Schools are responding, and those that can — like Miss Porter’s —  are adding mental health services and working to integrate social-emotional learning into the curriculum. 

But are schools themselves contributing to the underlying problem? 

What about excessive homework that keeps teens up till the wee hours of the morning even though they need to wake up at 6:30 a.m. to get to school? Is that homework truly necessary to build essential skills? What if students feel that all they are is their GPA? Or that their entire future hinges on perfect or near-perfect grades? This is an enormous amount of pressure, and schools can relieve it.

Although we can support our students by providing greater access to mental health counseling, it is critical that those of us who lead schools also change the way we operate. Here’s what high schools should do: 

  • Change their schedules: Start school later like all the research says we should and schedule fewer classes with more breaks between them.  
  • Adjust student workloads:  Teenagers have extracurricular obligations, need eight hours of sleep, and deserve some down time.
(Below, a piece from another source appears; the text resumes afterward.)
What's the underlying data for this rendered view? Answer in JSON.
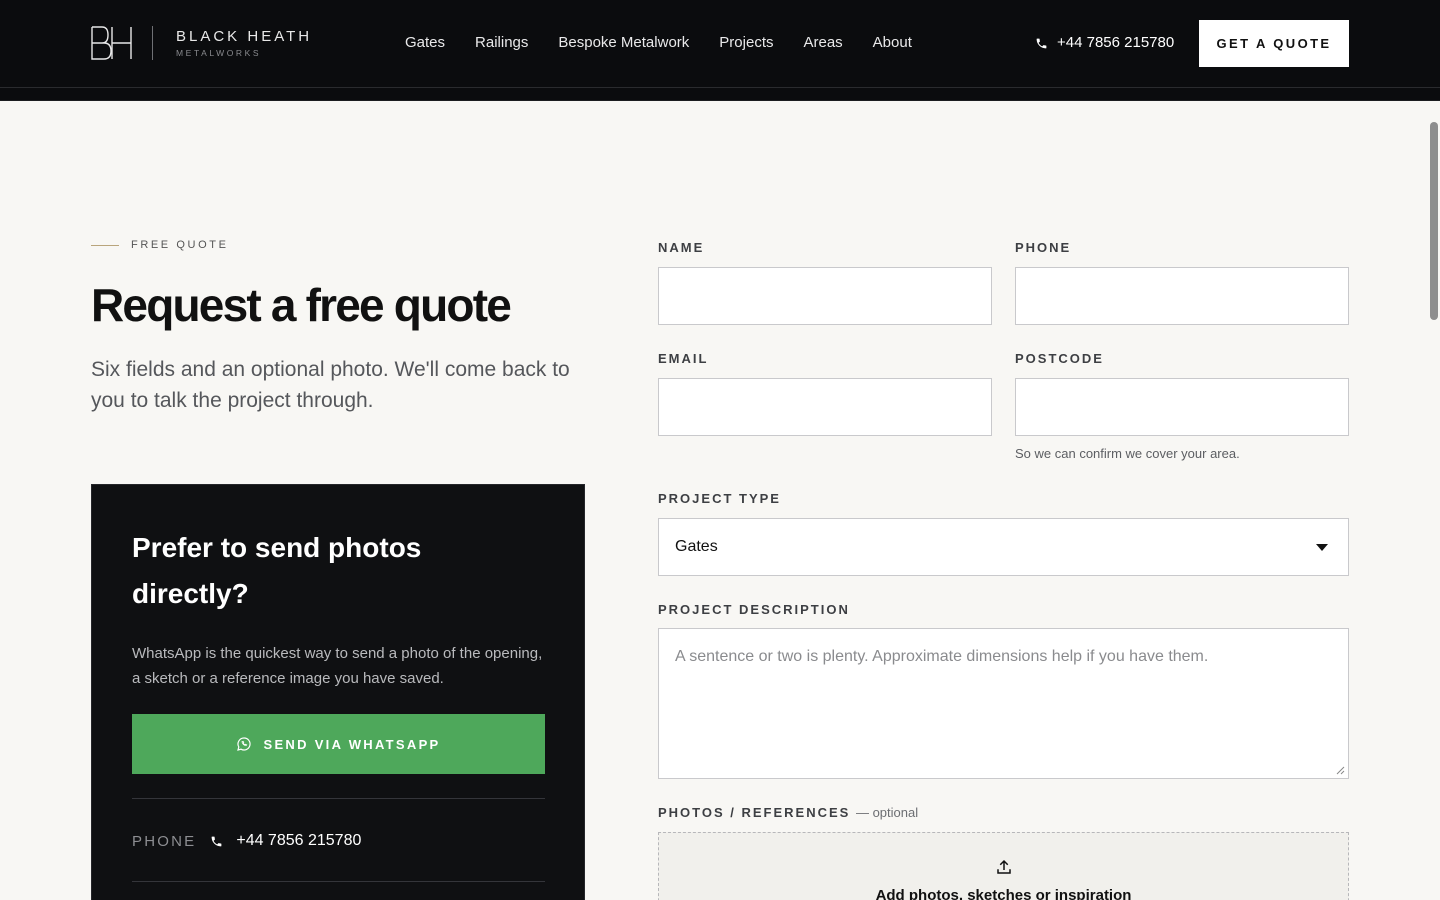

No more than a max of two to three hours of homework per night. Homework should be meaningful, relevant, interesting, and ungraded.
  • Adapt better feedback and grading practices: Student work is more than a letter or a number, and students are much more than some combination of those things. Provide transparent, actionable feedback and make sure to use grading systems that prioritize growth rather than perfection.

I am proud to report that Miss Porter’s School is doing all three. But perhaps the most important thing schools can do is help students see that the rest of their life is not dependent on how they perform in high school. I often think that for many students, the stress comes not necessarily from the amount of work, but from the belief that their entire lives are riding on how well they do it. That’s an enormous amount of pressure, and it is based upon a false premise.  

Now is a good time to remind students that “where you go is not who you will be” — wise words from columnist Frank Bruni, who spoke on this topic at our school a few years back. It’s fine for students to strive to go to a top-tier college, but it is more important they pick the college that is right for them. Above all, college will be what they make of it, and where they go does not, will not, and cannot define who they are and what they may achieve. 

Organizations like Challenge Success and the Mastery Transcript Consortium are working to support schools to do all of the above. But schools must take the initiative on their own to change if they are truly to put care for students as whole individuals at the center of their work. Change is hard, but our students’ well-being is riding on this, and so there really is no option but to take action.